Sidoarjo, VivaNusantara – Musibah ambruknya bangunan Pesantren Al Khoziny di Buduran, Sidoarjo, Jawa Timur, bukan hanya meninggalkan duka di tanah air, tetapi juga menggema hingga kancah internasional.
Media global seperti Reuters, The Guardian, Euronews, hingga Malay Mail menyoroti tragedi ini sebagai peringatan keras tentang pentingnya keselamatan bangunan pendidikan.

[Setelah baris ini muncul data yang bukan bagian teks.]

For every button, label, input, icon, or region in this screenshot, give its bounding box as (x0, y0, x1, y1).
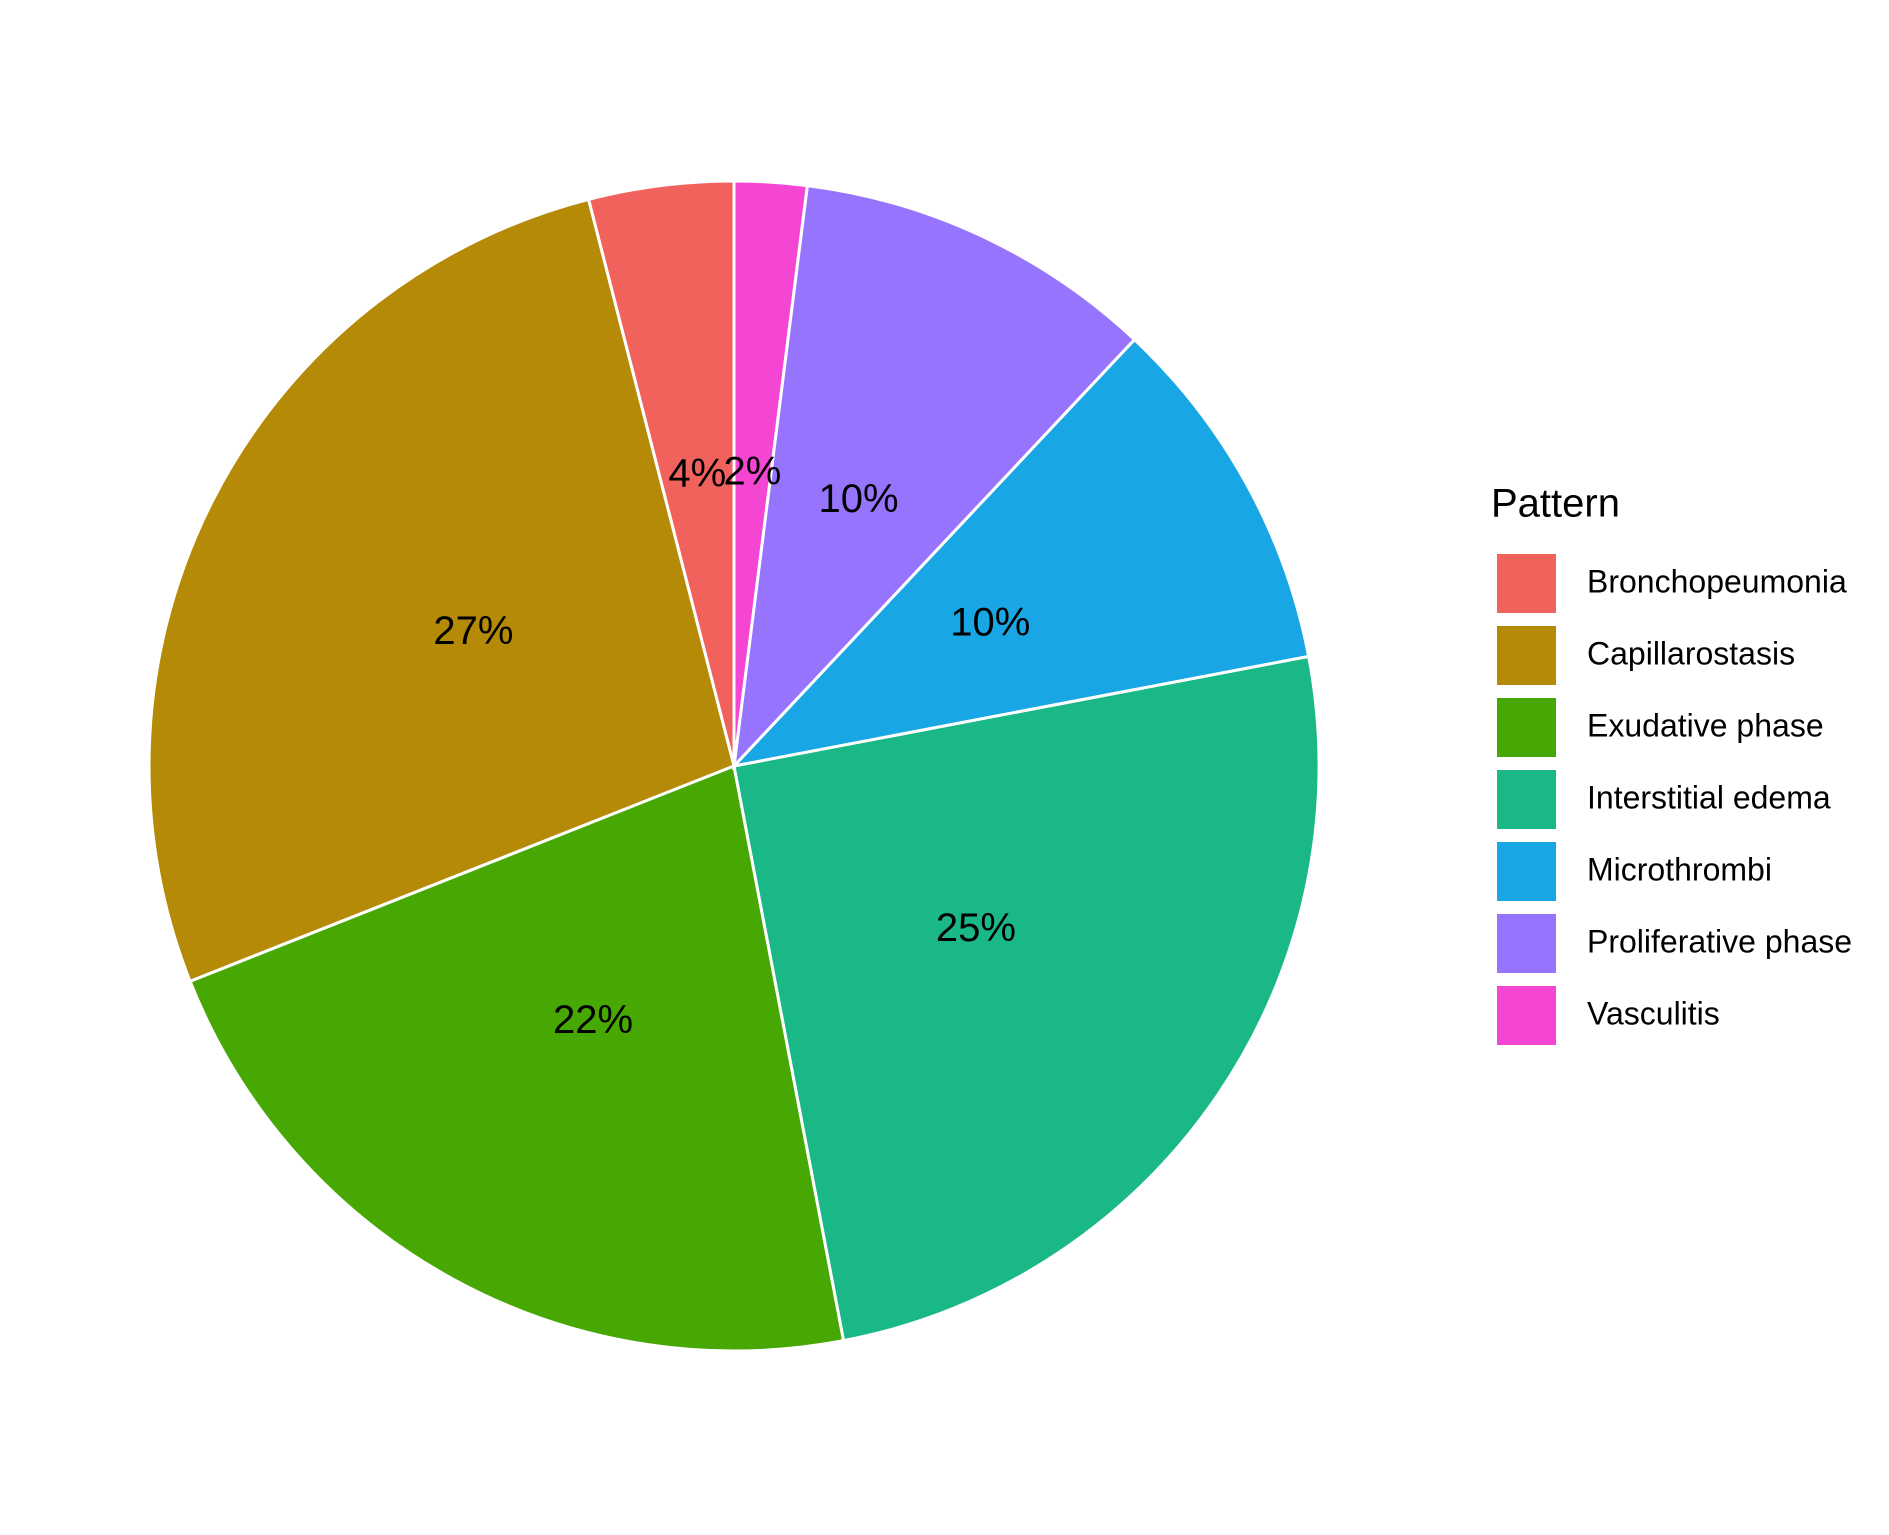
pie-slice (732, 179, 809, 767)
legend-label: Exudative phase (1587, 707, 1824, 743)
slice-label: 10% (950, 601, 1030, 645)
pie (147, 179, 1321, 1353)
legend-label: Capillarostasis (1587, 635, 1795, 671)
legend-key (1495, 912, 1558, 975)
legend: Pattern Bronchopeumonia Capillarostasis Ex… (1491, 482, 1852, 1047)
pie-slice (147, 197, 736, 984)
legend-key (1495, 984, 1558, 1047)
legend-title: Pattern (1491, 482, 1620, 526)
legend-key (1495, 552, 1558, 615)
pie-slice (729, 337, 1311, 769)
legend-label: Bronchopeumonia (1587, 563, 1847, 599)
slice-label: 10% (819, 477, 899, 521)
slice-labels: 4% 27% 22% 25% 10% 10% 2% (433, 450, 1030, 1042)
pie-slice (731, 183, 1137, 771)
slice-label: 2% (723, 450, 781, 494)
legend-key (1495, 624, 1558, 687)
slice-label: 22% (553, 998, 633, 1042)
legend-label: Microthrombi (1587, 851, 1772, 887)
slice-label: 27% (433, 609, 513, 653)
legend-label: Vasculitis (1587, 995, 1720, 1031)
pie-slice (732, 654, 1321, 1343)
legend-label: Proliferative phase (1587, 923, 1852, 959)
legend-label: Interstitial edema (1587, 779, 1831, 815)
pie-slice (188, 763, 846, 1353)
legend-key (1495, 768, 1558, 831)
legend-key (1495, 696, 1558, 759)
slice-label: 4% (668, 451, 726, 495)
legend-key (1495, 840, 1558, 903)
slice-label: 25% (936, 906, 1016, 950)
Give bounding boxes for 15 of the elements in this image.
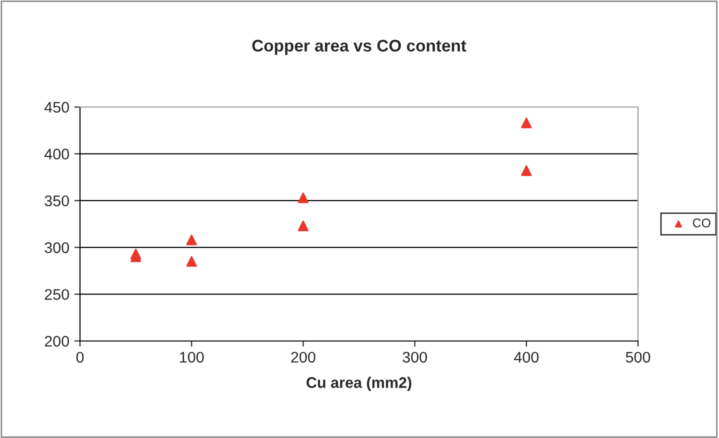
x-tick-label: 300 [402,352,427,363]
legend-label: CO [692,218,710,228]
y-tick-label: 350 [44,195,69,206]
y-tick-label: 200 [44,336,69,347]
x-tick-label: 200 [291,352,316,363]
x-tick-label: 500 [626,352,650,363]
x-axis-title: Cu area (mm2) [306,376,412,392]
y-tick-label: 400 [44,148,69,160]
y-tick-label: 300 [44,242,69,254]
x-tick-label: 100 [180,352,204,363]
x-tick-label: 400 [514,352,539,363]
x-tick-label: 0 [76,352,84,363]
y-tick-label: 450 [44,102,69,113]
y-tick-label: 250 [44,289,69,300]
chart-title: Copper area vs CO content [252,40,466,55]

Tak hanya media Barat, sejumlah stasiun televisi Asia turut menyiarkan langsung perkembangan tragedi ini.
ABEMA News Jepang menampilkan breaking news dengan judul “Sekolah Indonesia Ambruk”, sementara Channel News Asia (CNA) Singapura menyiarkan laporan tentang “Indonesia School Collapse” ke pemirsa regional.
Bahkan, tayangan terkait peristiwa ini juga masuk dalam pemberitaan Taiwan. Fakta ini menegaskan insiden di Sidoarjo telah menjadi perhatian lintas negara di Asia Timur.
Peristiwa yang terjadi pada Senin (29/9/2025) sore, saat puluhan santri tengah melaksanakan salat Ashar. Dalam informasi terbaru empat orang dinyatakan meninggal dunia, adapun yang dilaporkan mengalami luka berat akibat tertimpa reruntuhan belum dapat dipastikan jumlahnya, sedangkan korban luka ringan berjumlah 75 orang.
Kepala Badan SAR Nasional, Marsekal Madya TNI M Syafeii mengatakan tim gabungan saat ini masih berpacu dengan waktu mengingat terdapat periode krusial atau golden time dalam mengevakuasi korban dalam keadaan hidup.
“Saat ini kita mengejar golden time. Sesuai teori memang 72 jam. Namun pada saat kita sudah bisa menyentuh korban, kita sudah bisa mensuplai minuman, vitamin, bahkan infus sudah bisa kita berikan. Sehingga memungkinkan yang bersangkutan ini bisa bertahan lebih lama,” paparnya dilansir dari BBC News Indonesia, Rabu (01/09/2025).
Hingga kini, tim penyelamat bersama relawan masih berjuang melakukan pencarian di tengah reruntuhan. Upaya itu dilakukan siang dan malam, dengan harapan seluruh santri yang tertimbun dapat segera ditemukan.